Hoe zit het met andere facties in de Republikeinse partij? Op dit punt hebben veel Never-Trumpers de partij helemaal verlaten voor de Democraten. Dat laat wat men pseudo-Trumpisten zou kunnen noemen over – opportunistische Republikeinse politici en strategen die proberen een aantal kwesties van Trump te lenen, zonder de substantiële groep legacy Reaganites van zich te vervreemden.
Tot deze groep behoren de gouverneur van Florida, Ron DeSantis, ooit een typische Reagan-Bush-conservatief, en de gouverneur van Virginia, Glenn Youngkin, die in de financiële wereld werkte, nauwelijks een bolwerk van conservatief populisme. Net als Youngkin heeft DeSantis geweigerd de economische ketterijen van Trump over rechten en handel over te nemen, uit angst de vrije markthandelaren en haviken van de oude Reagan-coalitie te beledigen.

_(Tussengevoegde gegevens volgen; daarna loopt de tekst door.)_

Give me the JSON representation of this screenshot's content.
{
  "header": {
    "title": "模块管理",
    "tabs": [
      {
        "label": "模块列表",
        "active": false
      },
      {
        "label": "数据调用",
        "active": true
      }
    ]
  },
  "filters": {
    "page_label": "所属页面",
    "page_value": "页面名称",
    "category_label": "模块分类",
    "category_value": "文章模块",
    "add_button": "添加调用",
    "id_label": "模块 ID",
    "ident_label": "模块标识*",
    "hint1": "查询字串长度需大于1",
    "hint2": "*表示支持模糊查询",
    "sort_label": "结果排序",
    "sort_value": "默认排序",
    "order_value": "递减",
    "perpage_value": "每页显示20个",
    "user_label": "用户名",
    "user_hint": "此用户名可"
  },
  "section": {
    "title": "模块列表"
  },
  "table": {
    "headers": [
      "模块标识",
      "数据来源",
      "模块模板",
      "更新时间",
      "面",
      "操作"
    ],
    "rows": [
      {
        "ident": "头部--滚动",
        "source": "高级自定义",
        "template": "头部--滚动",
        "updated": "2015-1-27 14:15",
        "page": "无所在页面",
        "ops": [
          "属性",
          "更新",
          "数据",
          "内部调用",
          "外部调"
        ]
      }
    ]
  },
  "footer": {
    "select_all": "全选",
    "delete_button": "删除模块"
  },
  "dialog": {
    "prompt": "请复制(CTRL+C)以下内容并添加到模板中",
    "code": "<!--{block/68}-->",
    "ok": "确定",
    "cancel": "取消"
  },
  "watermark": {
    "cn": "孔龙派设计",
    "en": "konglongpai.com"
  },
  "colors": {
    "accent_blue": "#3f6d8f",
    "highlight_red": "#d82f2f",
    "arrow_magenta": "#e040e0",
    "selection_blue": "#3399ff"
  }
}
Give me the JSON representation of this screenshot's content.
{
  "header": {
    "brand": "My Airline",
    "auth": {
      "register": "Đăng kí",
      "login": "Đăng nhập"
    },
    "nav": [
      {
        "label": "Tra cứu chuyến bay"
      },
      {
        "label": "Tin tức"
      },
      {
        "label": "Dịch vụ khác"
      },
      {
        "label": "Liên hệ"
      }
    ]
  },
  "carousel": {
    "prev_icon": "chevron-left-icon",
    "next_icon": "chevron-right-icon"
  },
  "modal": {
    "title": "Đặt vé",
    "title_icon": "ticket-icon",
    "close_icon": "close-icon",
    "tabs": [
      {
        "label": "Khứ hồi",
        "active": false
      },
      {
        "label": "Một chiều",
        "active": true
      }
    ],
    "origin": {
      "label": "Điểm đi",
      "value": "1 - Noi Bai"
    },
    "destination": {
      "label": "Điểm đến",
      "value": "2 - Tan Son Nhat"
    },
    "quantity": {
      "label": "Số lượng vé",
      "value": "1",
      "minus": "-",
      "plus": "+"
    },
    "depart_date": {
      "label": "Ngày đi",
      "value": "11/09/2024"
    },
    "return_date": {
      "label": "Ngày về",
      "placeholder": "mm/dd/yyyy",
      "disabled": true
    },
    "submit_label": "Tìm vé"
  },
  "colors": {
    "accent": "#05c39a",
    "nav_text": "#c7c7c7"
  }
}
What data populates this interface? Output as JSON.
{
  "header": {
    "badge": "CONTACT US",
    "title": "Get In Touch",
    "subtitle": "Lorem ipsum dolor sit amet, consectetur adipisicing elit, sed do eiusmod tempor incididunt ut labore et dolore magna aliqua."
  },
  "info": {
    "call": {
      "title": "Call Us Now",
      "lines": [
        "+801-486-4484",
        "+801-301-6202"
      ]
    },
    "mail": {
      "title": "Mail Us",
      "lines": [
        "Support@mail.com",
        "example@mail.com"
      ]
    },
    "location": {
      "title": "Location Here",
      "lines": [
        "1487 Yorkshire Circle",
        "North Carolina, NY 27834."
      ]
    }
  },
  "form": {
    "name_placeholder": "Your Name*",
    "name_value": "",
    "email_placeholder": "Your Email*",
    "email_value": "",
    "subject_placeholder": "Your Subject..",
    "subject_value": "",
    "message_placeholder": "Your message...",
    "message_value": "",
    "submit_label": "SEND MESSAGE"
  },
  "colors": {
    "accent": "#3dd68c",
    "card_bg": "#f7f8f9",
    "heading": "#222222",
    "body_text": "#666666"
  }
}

Als reactie hierop heeft de Trump-campagne slim gebruik gemaakt van zijn eerdere stemmen voor het verlagen van de sociale zekerheid en Medicare, in een poging de aantrekkingskracht van de gouverneur van Florida op de Republikeinse kiezers uit de arbeidersklasse te ondermijnen. Voor nu werkt het.
Van een afstand lijkt dit allemaal een geschenk voor de Democraten. Maar dat is het niet. Paradoxaal genoeg schaadt de volharding van het Trumpisme ook de vorming van democratische partijcoalities op de lange termijn, zo niet onmiddellijk.

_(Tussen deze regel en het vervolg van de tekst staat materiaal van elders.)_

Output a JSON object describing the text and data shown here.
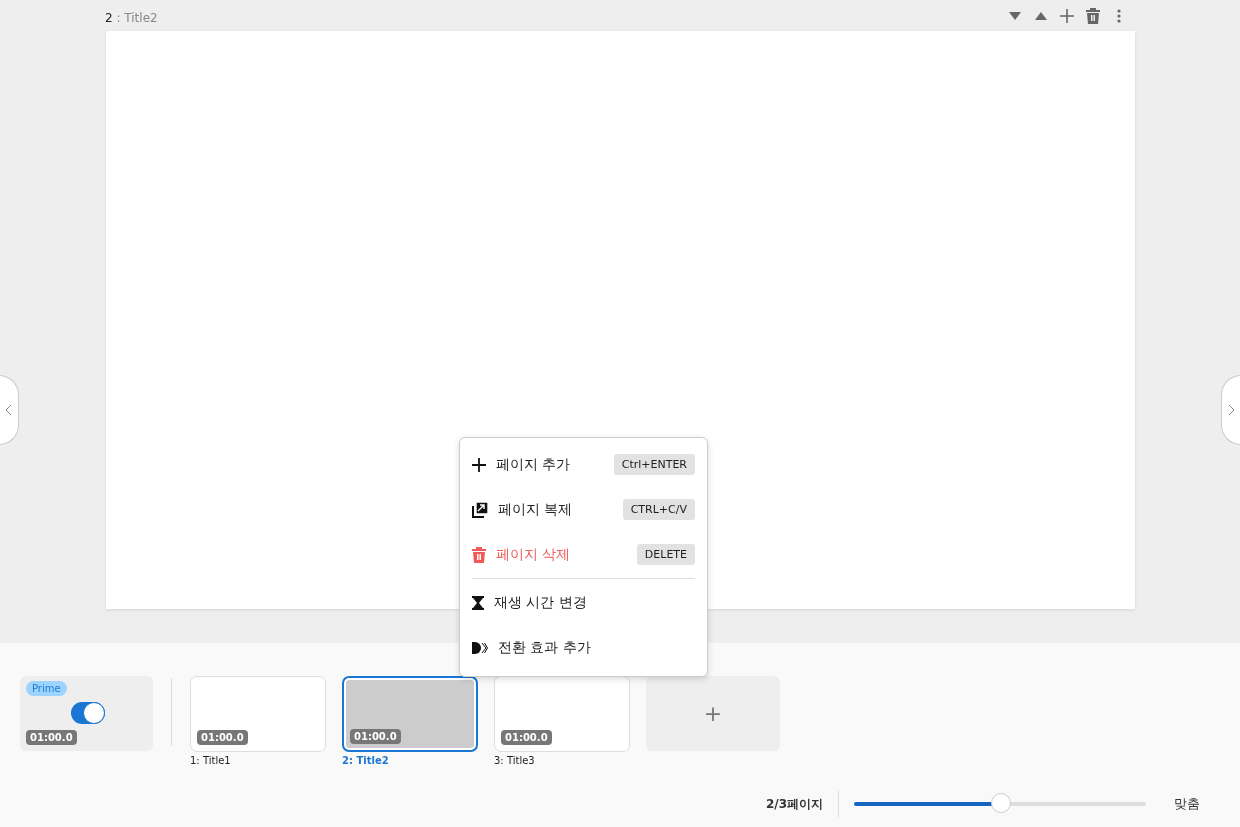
{
  "page_header": {
    "number": "2",
    "title": ": Title2"
  },
  "toolbar": [
    {
      "kind": "down"
    },
    {
      "kind": "up"
    },
    {
      "kind": "add"
    },
    {
      "kind": "delete"
    },
    {
      "kind": "more"
    }
  ],
  "context_menu": [
    {
      "kind": "add",
      "label": "페이지 추가",
      "shortcut": "Ctrl+ENTER",
      "danger": false,
      "divider_before": false
    },
    {
      "kind": "duplicate",
      "label": "페이지 복제",
      "shortcut": "CTRL+C/V",
      "danger": false,
      "divider_before": false
    },
    {
      "kind": "delete",
      "label": "페이지 삭제",
      "shortcut": "DELETE",
      "danger": true,
      "divider_before": false
    },
    {
      "kind": "duration",
      "label": "재생 시간 변경",
      "danger": false,
      "divider_before": true
    },
    {
      "kind": "transition",
      "label": "전환 효과 추가",
      "danger": false,
      "divider_before": false
    }
  ],
  "prime": {
    "badge": "Prime",
    "on": true,
    "duration": "01:00.0"
  },
  "pages": [
    {
      "label": "1: Title1",
      "duration": "01:00.0",
      "selected": false
    },
    {
      "label": "2: Title2",
      "duration": "01:00.0",
      "selected": true
    },
    {
      "label": "3: Title3",
      "duration": "01:00.0",
      "selected": false
    }
  ],
  "add_page": {
    "label": "+"
  },
  "footer": {
    "page_count": "2/3페이지",
    "zoom": {
      "level": 0.5
    },
    "fit": "맞춤"
  }
}
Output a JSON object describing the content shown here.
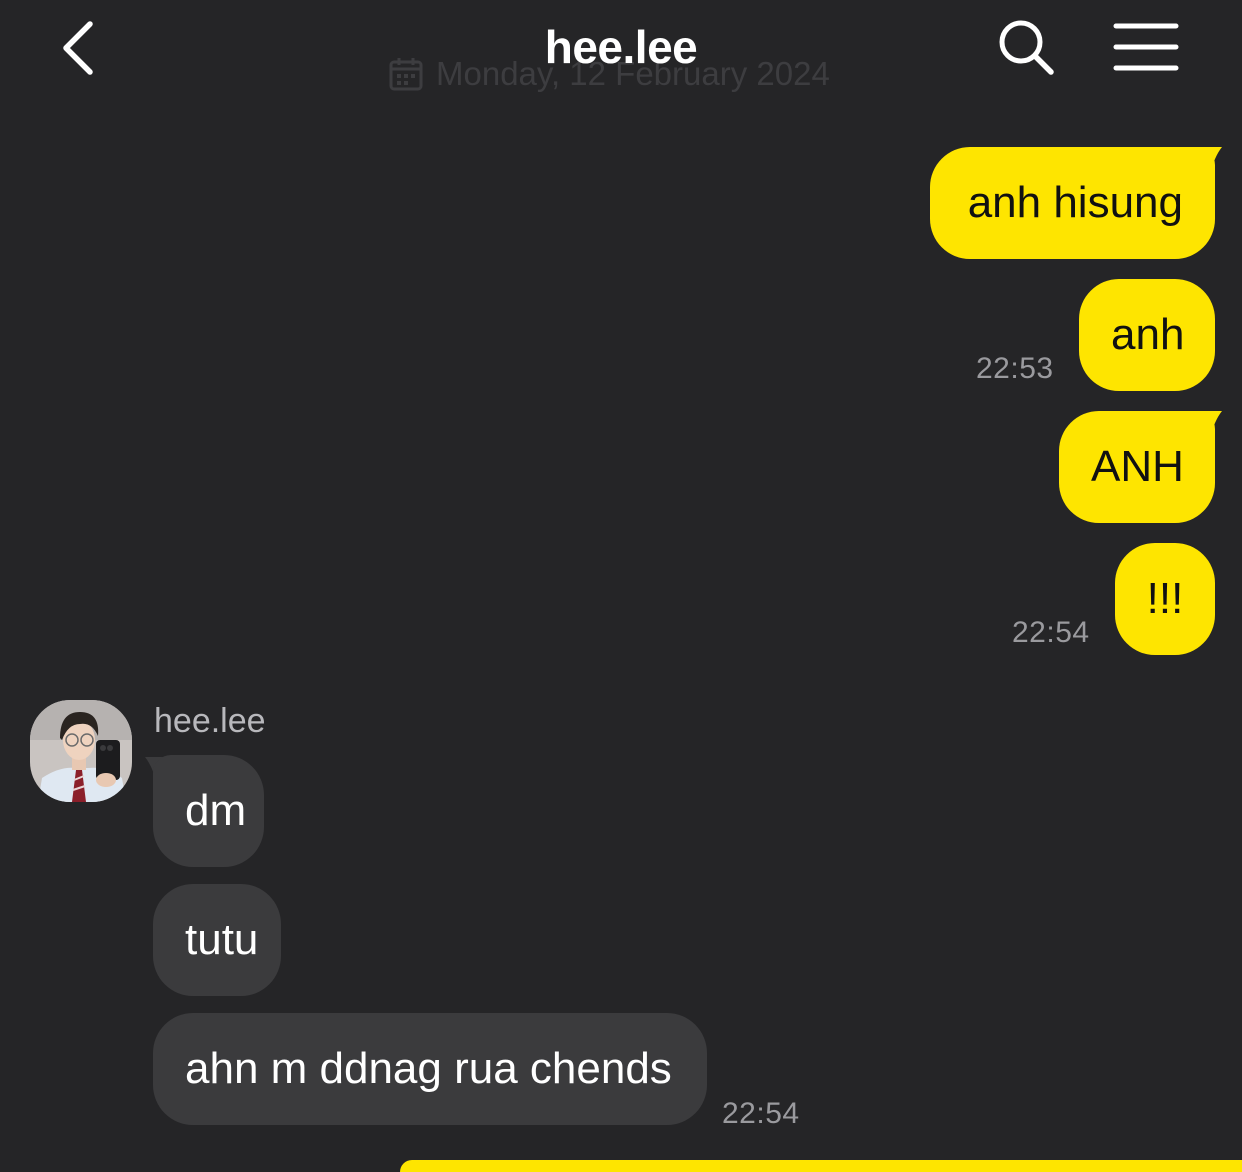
{
  "header": {
    "title": "hee.lee",
    "date_watermark": "Monday, 12 February 2024"
  },
  "theme": {
    "background": "#252527",
    "outgoing_bubble": "#fee500",
    "incoming_bubble": "#3b3b3d"
  },
  "icons": {
    "back": "chevron-left-icon",
    "search": "search-icon",
    "menu": "menu-icon",
    "calendar": "calendar-icon"
  },
  "messages_out": [
    {
      "text": "anh hisung"
    },
    {
      "text": "anh",
      "time": "22:53"
    },
    {
      "text": "ANH"
    },
    {
      "text": "!!!",
      "time": "22:54"
    }
  ],
  "incoming": {
    "sender": "hee.lee",
    "messages": [
      {
        "text": "dm"
      },
      {
        "text": "tutu"
      },
      {
        "text": "ahn m ddnag rua chends",
        "time": "22:54"
      }
    ]
  }
}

Ongetwijfeld zouden veel Democraten een rematch tussen Biden en Trump verwelkomen.
De apocalyptische en hysterische oppositie tegen Trump verenigde tenslotte de verder fragiele coalitie van de Democratische Partij: een merkwaardig assortiment van magnaten uit Silicon Valley, Hollywood en Wall Street; groene vriendjeskapitalisten die op zoek zijn naar overheidssubsidies; professionals die deugd signaleren in de non-profit en academische sector; vakbonden in de publieke sector; en sociaal gematigde zwarte en Spaanse kiezers die op hun hoede zijn voor een Republikeinse partij met een geschiedenis van flirten met racisten.
Deze retoriek van anti-Trumpisme zal het echter moeilijker maken voor de Democraten om kiezers terug te winnen, waaronder een groeiend aantal Iberiërs en enkele zwarte kiezers, die bij de recente verkiezingen de Democraten hebben verlaten voor de Republikeinen. Volgens de logica van het anti-Trumpisme zou het immoreel zijn om een beroep te doen op hun stemmen als ex-democraten die een of twee keer op Trump hebben gestemd de Amerikaanse versie van de nazi’s zijn.
En het zou net zo immoreel zijn om te erkennen dat Trump legitieme zorgen over slechte handelsovereenkomsten en illegale immigratie heeft uitgebuit. Zolang Trump er is om te dienen als een demonische figuur waartegen de democratische basis zich kan verenigen, zal het moeilijk zijn om te beweren dat de democraten hun beleid moeten aanpassen om een bredere electorale aantrekkingskracht te hebben.
De nalatenschap van Trump zou dan kunnen lijken op die van William Jennings Bryan, de ‘Great Commoner’ en agrarische populist die in 1896, 1900 en 1908 de nominatie van de Democratische Partij won. Net als Trump was Bryan een polariserende figuur, aanbeden door zijn volgelingen en door het establishment aan de oostkust gezien als een gevaarlijke demagoog die de democratie en beschaving bedreigde.
En net als Trump leidde Bryan zijn partij ertoe permanent te breken met haar oudere, antistatistische ideologie van een kleine overheid. Zonder Bryans campagnes als ijsbreker zou het meer doordachte en gematigde reformisme van latere Progressives en New Dealers misschien niet tot stand zijn gekomen. Maar voordat anderen het waardevolle van het excentrieke in zijn nalatenschap konden scheiden, moest Bryan het toneel verlaten. Meer dan een eeuw later geldt misschien hetzelfde voor Donald Trump.